Sécurité locale - Police municipale

Juris - Le maire n'était pas compétent pour prendre un arrêté interdisant sur le territoire de sa commune tout spectacle de cirque présentant des animaux vivants d'espèces non domestiques

Article ID.CiTé du 30/05/2023



La police spéciale des établissements de spectacles itinérants relève du préfet. S'il appartient au maire, responsable de l'ordre public sur le territoire de sa commune, de prendre les mesures de police générale nécessaires au bon ordre, à la sûreté, à la sécurité et à la salubrité publiques, les interdictions édictées à ce titre doivent être strictement proportionnées à leur nécessité.
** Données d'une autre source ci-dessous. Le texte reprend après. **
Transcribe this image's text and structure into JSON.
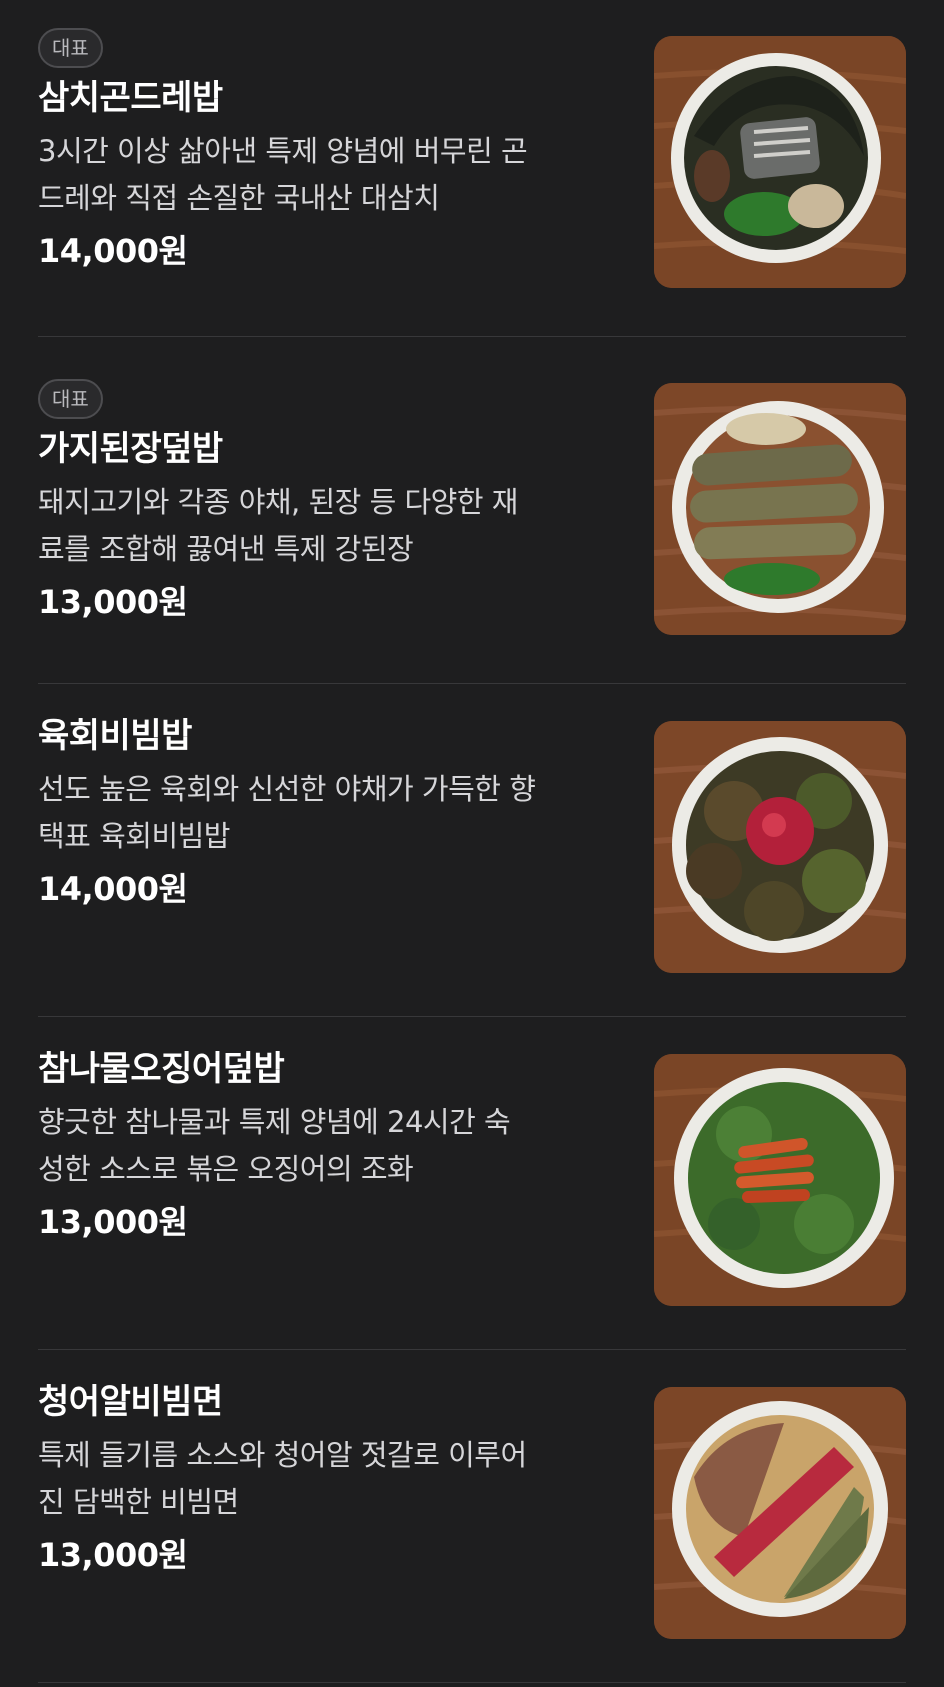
{
  "menu": [
    {
      "badge": "대표",
      "name": "삼치곤드레밥",
      "desc_lines": [
        "3시간 이상 삶아낸 특제 양념에 버무린 곤",
        "드레와 직접 손질한 국내산 대삼치"
      ],
      "price": "14,000원",
      "photo_icon": "samchi-gondre-bowl-photo"
    },
    {
      "badge": "대표",
      "name": "가지된장덮밥",
      "desc_lines": [
        "돼지고기와 각종 야채, 된장 등 다양한 재",
        "료를 조합해 끓여낸 특제 강된장"
      ],
      "price": "13,000원",
      "photo_icon": "eggplant-doenjang-bowl-photo"
    },
    {
      "badge": "",
      "name": "육회비빔밥",
      "desc_lines": [
        "선도 높은 육회와 신선한 야채가 가득한 향",
        "택표 육회비빔밥"
      ],
      "price": "14,000원",
      "photo_icon": "yukhoe-bibimbap-bowl-photo"
    },
    {
      "badge": "",
      "name": "참나물오징어덮밥",
      "desc_lines": [
        "향긋한 참나물과 특제 양념에 24시간 숙",
        "성한 소스로 볶은 오징어의 조화"
      ],
      "price": "13,000원",
      "photo_icon": "chamnamul-squid-bowl-photo"
    },
    {
      "badge": "",
      "name": "청어알비빔면",
      "desc_lines": [
        "특제 들기름 소스와 청어알 젓갈로 이루어",
        "진 담백한 비빔면"
      ],
      "price": "13,000원",
      "photo_icon": "herring-roe-bibimmyeon-bowl-photo"
    }
  ],
  "colors": {
    "background": "#1e1e1f",
    "divider": "#38383a",
    "badge_border": "#4d4d50",
    "wood": "#7a4526",
    "bowl": "#ecebe6"
  }
}
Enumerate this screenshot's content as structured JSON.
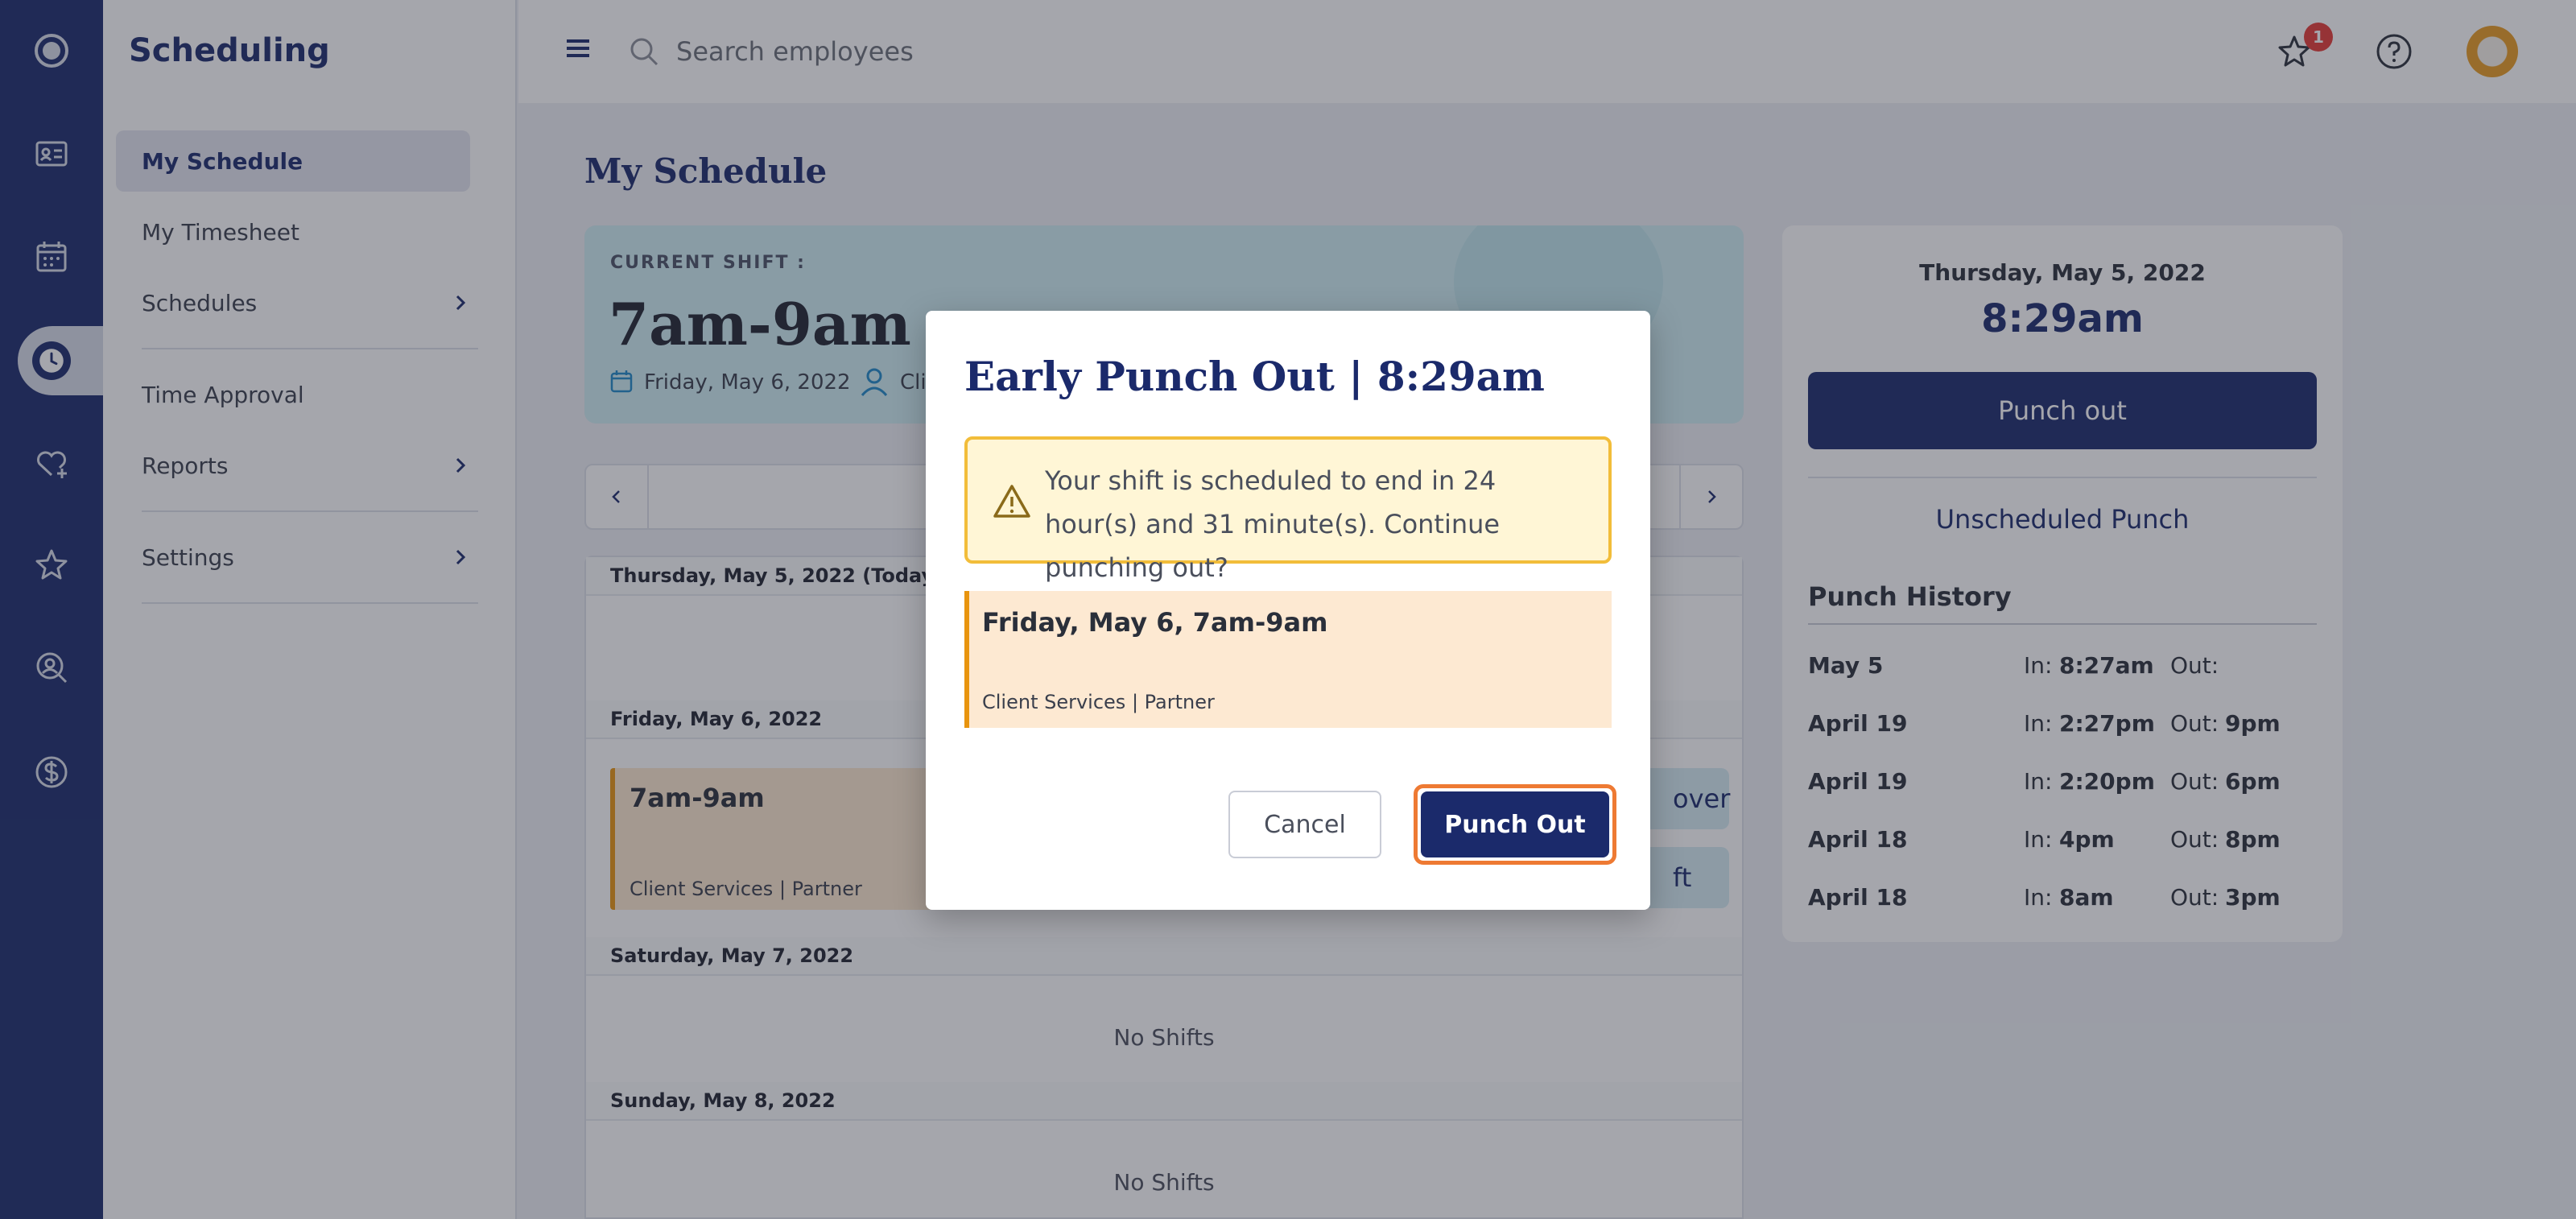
{
  "sidenav": {
    "title": "Scheduling",
    "items": [
      {
        "label": "My Schedule"
      },
      {
        "label": "My Timesheet"
      },
      {
        "label": "Schedules"
      },
      {
        "label": "Time Approval"
      },
      {
        "label": "Reports"
      },
      {
        "label": "Settings"
      }
    ]
  },
  "topbar": {
    "search_placeholder": "Search employees",
    "notification_count": "1"
  },
  "main": {
    "title": "My Schedule",
    "current_shift": {
      "label": "CURRENT SHIFT :",
      "time": "7am-9am",
      "date": "Friday, May 6, 2022",
      "client_partial": "Cli"
    },
    "days": [
      {
        "header": "Thursday, May 5, 2022 (Today)"
      },
      {
        "header": "Friday, May 6, 2022",
        "shift_time": "7am-9am",
        "shift_sub": "Client Services | Partner",
        "btn1": "over",
        "btn2": "ft"
      },
      {
        "header": "Saturday, May 7, 2022",
        "empty": "No Shifts"
      },
      {
        "header": "Sunday, May 8, 2022",
        "empty": "No Shifts"
      }
    ]
  },
  "punch_panel": {
    "date": "Thursday, May 5, 2022",
    "time": "8:29am",
    "punch_label": "Punch out",
    "unscheduled_label": "Unscheduled Punch",
    "history_title": "Punch History",
    "in_label": "In:",
    "out_label": "Out:",
    "history": [
      {
        "date": "May 5",
        "in": "8:27am",
        "out": ""
      },
      {
        "date": "April 19",
        "in": "2:27pm",
        "out": "9pm"
      },
      {
        "date": "April 19",
        "in": "2:20pm",
        "out": "6pm"
      },
      {
        "date": "April 18",
        "in": "4pm",
        "out": "8pm"
      },
      {
        "date": "April 18",
        "in": "8am",
        "out": "3pm"
      }
    ]
  },
  "modal": {
    "title": "Early Punch Out | 8:29am",
    "warning": "Your shift is scheduled to end in 24 hour(s) and 31 minute(s). Continue punching out?",
    "shift_title": "Friday, May 6, 7am-9am",
    "shift_sub": "Client Services |  Partner",
    "cancel_label": "Cancel",
    "confirm_label": "Punch Out"
  },
  "colors": {
    "brand": "#1b2a6b",
    "accent_orange": "#ee7a33",
    "warning_border": "#f2bd3a",
    "shift_highlight": "#e8940e"
  }
}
En l'espèce, l'arrêté municipal du 6 avril 2016 constitue une mesure de police générale, prise sur le fondement des articles L. 2212-1 et L. 2212-2 du code général des collectivités territoriales. Il ressort des termes mêmes de cet arrêté que le maire de la commune a entendu interdire sur le territoire de sa commune tout spectacle de cirque présentant des animaux vivants d'espèces non domestiques, motif pris des conditions de détention imposées à ces animaux qui seraient contraire à leurs besoins biologiques, et de la nécessité de garantir la moralité publique en évitant toute atteinte aux valeurs de respect de la nature et de l'environnement.  Cet arrêté est également motivé par le souhait de promouvoir les cirques sans animaux et la pédagogie auprès des habitants de la ville, en particulier les jeunes, sur les conditions de vie des animaux dans les cirques.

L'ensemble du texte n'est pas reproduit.